Now, sense finally having forced its way into the equation, I have my phone in hand as I shop, clipping deals as I go.

But my problem goes a step beyond groceries, as I also consider occasionally eating in restaurants a necessity. Besides the fact that editing Janay Wright’s food stories makes me hungry, going out to eat one or two meals a week helps solve the age-old dilemma that Queen of Soul Aretha Franklin once described as the biggest challenge she faces: “Just trying to figure out what to cook for dinner nightly, you know, just night after night.”

I also find that going to restaurants saves me the trouble of doing dishes, a problem that seems inexorably linked to figuring out what to cook night after interminable night.

The problem is that it is becoming unaffordable to go out to eat, and by “becoming,” I mean, “already become.”

It takes a lot of high-dollar prices for me to pause, take notice and adjust accordingly. Not because I am a big earner — ha! — but because I have a tendency to look away from disasters. I certainly read the grumblings on Reddit. I’ve done the quick math when dining out and figuring out the 20 percent tip, then quickly looked away before it really registered.

Also, I may have gray hair and be old enough to recycle every drop of literature I get from the AARP, but I’m not what you’d call a real adult. My wife pays the bills in more ways than one. I’m not really sure why she keeps me around. I think maybe she likes skaters.

I can hear the anti-avocado toast set screaming over their bowl of Metamucil about my lack of thrift as someone who likes to occasionally dine out: “There’s your problem! You probably like to buy mochas once in a while, too! Harumph!”

True on both accounts, but I don’t have some extravagant lifestyle I need to rein in. I’m one of the least materialistic people I’m acquainted with. I mean, yes, you can cut out trips. Lord knows I have! You can wear the same old clothes forever. I certainly do! My wardrobe full of 10-to-20-year-old button-up shirts attests to my lack of acquisitiveness. Many of the T-shirts I own were given to me or sold cheaply by people I know in bands or who own skate companies, thank God. Drive a beater vehicle? I do! My wife and I own three cars, but they’re all long paid off. The oldest is a 2001, the newest a 2011. None were bought new. Two of them need new struts, to hear Les Schwab tell it.

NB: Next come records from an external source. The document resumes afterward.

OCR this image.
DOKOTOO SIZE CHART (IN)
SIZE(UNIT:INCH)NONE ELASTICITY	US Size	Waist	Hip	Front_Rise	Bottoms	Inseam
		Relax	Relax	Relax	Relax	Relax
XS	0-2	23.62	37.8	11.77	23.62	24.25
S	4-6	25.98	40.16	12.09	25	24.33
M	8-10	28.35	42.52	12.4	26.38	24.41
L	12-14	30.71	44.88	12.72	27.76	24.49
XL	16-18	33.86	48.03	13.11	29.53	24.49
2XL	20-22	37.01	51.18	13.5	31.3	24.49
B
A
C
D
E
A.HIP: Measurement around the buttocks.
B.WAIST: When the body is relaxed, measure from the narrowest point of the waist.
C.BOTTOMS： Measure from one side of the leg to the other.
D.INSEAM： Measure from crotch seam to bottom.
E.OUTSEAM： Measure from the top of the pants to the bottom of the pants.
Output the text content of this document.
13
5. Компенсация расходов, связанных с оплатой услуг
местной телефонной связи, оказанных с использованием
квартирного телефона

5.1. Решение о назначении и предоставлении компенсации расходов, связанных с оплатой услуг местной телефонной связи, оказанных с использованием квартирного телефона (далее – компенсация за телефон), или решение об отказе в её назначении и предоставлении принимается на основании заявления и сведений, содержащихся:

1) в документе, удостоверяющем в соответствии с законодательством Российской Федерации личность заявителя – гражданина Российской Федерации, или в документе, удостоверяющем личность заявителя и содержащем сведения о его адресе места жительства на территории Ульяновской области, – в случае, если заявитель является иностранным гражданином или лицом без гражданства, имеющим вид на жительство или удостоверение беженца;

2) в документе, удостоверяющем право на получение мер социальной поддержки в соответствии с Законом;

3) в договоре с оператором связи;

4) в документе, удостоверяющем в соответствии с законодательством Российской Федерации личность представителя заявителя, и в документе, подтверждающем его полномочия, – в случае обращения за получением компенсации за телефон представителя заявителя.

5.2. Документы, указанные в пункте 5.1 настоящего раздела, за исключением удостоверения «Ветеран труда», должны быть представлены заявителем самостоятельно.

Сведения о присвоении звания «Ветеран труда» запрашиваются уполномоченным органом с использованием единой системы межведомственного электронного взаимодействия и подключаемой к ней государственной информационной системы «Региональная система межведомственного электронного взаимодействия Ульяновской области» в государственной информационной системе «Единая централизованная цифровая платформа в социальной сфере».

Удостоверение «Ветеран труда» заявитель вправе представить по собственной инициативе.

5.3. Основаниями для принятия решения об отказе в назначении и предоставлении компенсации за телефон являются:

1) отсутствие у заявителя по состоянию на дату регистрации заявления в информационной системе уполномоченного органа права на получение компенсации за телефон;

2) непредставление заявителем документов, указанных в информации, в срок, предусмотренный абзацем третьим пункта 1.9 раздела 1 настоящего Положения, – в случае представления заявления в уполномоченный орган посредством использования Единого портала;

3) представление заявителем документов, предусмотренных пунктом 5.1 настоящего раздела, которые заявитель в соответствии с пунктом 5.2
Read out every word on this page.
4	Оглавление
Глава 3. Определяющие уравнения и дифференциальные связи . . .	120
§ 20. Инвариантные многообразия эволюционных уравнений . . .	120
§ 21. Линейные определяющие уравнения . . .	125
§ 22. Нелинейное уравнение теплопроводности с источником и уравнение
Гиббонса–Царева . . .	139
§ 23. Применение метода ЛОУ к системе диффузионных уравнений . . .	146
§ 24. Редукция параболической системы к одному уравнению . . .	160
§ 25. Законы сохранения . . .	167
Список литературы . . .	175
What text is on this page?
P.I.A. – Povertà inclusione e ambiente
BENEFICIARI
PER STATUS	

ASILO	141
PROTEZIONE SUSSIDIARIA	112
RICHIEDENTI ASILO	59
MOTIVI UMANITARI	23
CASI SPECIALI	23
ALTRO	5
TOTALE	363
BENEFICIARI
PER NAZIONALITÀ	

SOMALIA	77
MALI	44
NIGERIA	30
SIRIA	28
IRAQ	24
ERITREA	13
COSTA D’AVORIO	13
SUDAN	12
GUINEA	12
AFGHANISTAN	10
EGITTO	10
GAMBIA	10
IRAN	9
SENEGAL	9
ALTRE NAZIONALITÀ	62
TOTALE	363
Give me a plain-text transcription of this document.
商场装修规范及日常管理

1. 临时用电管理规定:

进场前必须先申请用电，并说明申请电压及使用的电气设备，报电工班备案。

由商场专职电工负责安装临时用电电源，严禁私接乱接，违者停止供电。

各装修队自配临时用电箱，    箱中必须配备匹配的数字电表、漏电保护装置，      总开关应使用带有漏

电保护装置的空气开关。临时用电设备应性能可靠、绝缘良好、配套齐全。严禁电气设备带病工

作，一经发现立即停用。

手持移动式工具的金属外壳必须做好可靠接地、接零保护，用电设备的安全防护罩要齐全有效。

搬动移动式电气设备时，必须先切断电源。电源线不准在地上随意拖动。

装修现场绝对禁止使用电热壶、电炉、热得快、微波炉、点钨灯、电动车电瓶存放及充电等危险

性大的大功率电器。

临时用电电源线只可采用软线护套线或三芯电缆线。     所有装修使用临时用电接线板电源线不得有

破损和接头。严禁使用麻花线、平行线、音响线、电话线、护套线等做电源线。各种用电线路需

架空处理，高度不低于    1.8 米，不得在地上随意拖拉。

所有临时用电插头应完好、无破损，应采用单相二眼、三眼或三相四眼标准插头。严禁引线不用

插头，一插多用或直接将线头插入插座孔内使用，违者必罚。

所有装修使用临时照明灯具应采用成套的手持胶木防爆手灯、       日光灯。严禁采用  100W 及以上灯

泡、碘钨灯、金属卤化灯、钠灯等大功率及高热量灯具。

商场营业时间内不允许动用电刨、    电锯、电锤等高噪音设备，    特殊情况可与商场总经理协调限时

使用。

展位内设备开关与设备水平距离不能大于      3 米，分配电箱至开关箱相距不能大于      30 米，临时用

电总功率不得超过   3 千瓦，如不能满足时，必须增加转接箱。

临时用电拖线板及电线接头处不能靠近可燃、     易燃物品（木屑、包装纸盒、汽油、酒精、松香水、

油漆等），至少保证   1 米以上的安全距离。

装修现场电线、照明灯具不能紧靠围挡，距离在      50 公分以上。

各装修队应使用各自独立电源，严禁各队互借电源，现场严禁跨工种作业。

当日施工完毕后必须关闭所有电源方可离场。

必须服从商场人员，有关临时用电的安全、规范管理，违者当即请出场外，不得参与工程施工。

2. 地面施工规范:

I do have some lines I haven’t crossed. I now have the Safeway app, but I don’t yet drive across town to grocery shop (my struts are going).

Nobody’s foodie

My slowly dawning realization that I can no longer justify eating out a couple of meals a week was hastened when I paid $12.40 for a chicken sandwich and large fries from Wendy’s one night. Say what you will about my tastes, I don’t care. I am nobody’s foodie. Sometimes I get done skateboarding and fast food is — or was — the affordable option.

No wonder a few of my coworkers gently scoffed when, a month or two back, I suggested Janay write about where you can still find a $10 lunch in this town. “Maybe a $15 lunch” was the consensus. They weren’t kidding. When music writer Ben Salmon and I had lunch a while back at Five Guys, he pointed out that his burger, fries and soft drink were over $20 after tipping.

I don’t know what we’re supposed to do when food is exorbitantly priced whether you’re eating at home or dining out. I also don’t know what’s going to change, other than my diet.

Now if you’ll excuse me, I have a peanut butter and jam sandwich to make for lunch, minus the jam — it’s $6 for an 18-ounce jar, according to my app.